Lauren Rodriguez, a spokeswoman for the District Attorney’s Office, said that misdemeanor violations are usually prosecuted by police officers but this case was mistakenly referred to the DA.
“Rather than withdraw from the case we made the decision to dismiss it and allow the Albuquerque Police Department to proceed with the prosecution without jeopardizing any time limitation for bringing the case to trial,” Rodriguez said in a statement. “The dismissal we filed was executed without prejudice to the case and will enable APD to bring the matter forward at their discretion.”
Gallegos said Thursday that APD will move forward with prosecution but he doesn’t have a timeline for the case.
Williams’s attorney, Thomas Grover, said “this thing is hinky every which way you go about it.”
“Within the four corners of the complaint there is nothing that supports even a whiff that Mr. Williams violated this code,” Grover said.
It sure looks like the top brass of the Albuquerque Police Department are trying to chill Williams’ First and Second Amendment rights; seeking to make an example out of him in an attempt to dissuade others to leave their guns behind when they go protest. Williams doesn’t have any issue with any of the officers he encountered on April 11th, but wonders why the police department is trying to turn him into a criminal.
“Those men, they didn’t do anything wrong especially that sergeant, he did what he was supposed to do,” Williams said. “He swore an oath to the constitution and wanted to help me and saw I did anything wrong, and was very good to me and my family.”
Williams said the day of the protest, APD did everything right.
But charging him after the fact was a violation of his constitutional rights.
“The sergeant was upholding the constitution doing what he swore an oath to do,” Williams said. ”He let me go because he didn’t see any issues that I had done, he didn’t see that I had committed any crimes.”
Williams said the officers should be commended for how they treated him and his family.

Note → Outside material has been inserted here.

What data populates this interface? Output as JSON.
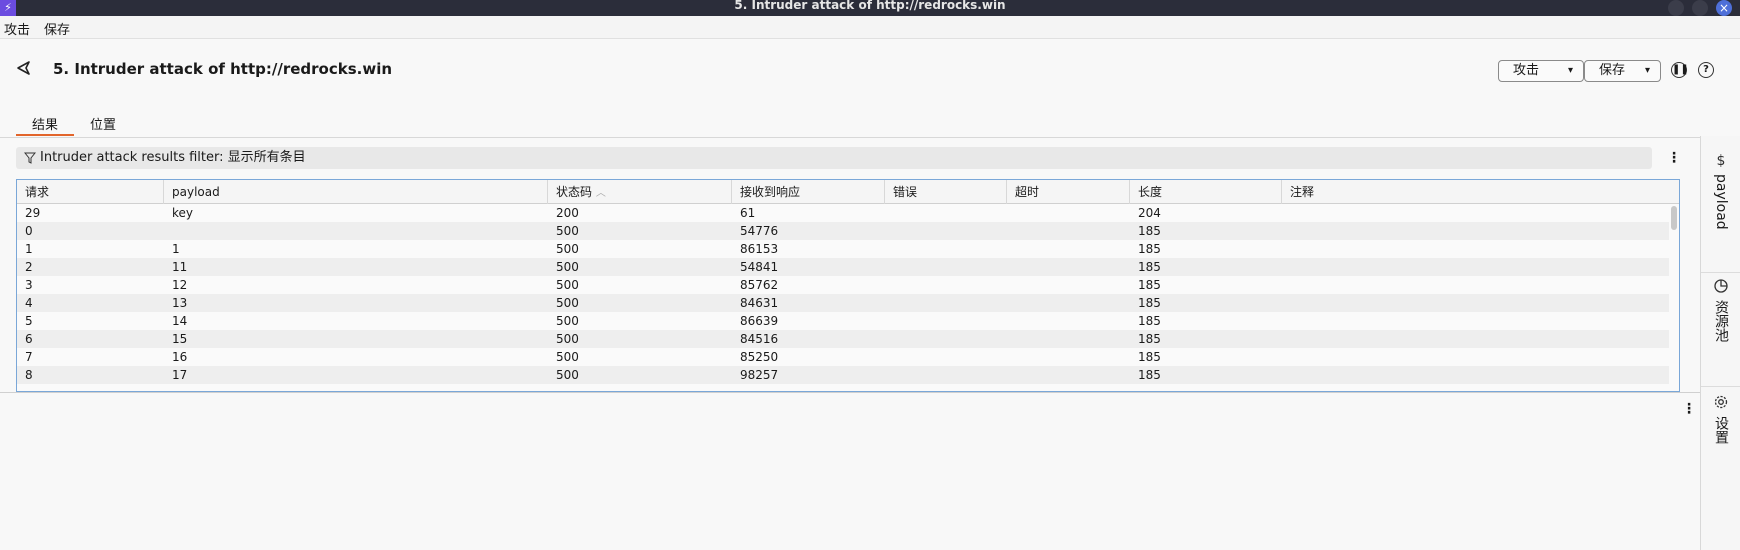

And those at the Albuquerque Police Department pursuing criminal charges against Williams should be roundly criticized.
Look, you may or may not agree with Williams’ decision to bring kids to a protest, but accusing him of cruelty to a child because he did so is asinine, and it sounds like the officers policing the protest thought so as well. It’s hard to view the continued prosecution of Williams as anything other than anti-gun persecution on the part of those in charge of the Albuquerque police, and I hope that the 2A activist not only takes his case all the way to trial, but considers filing suit against the APD if and when he’s acquitted of the misdemeanor charge by a jury of his peers.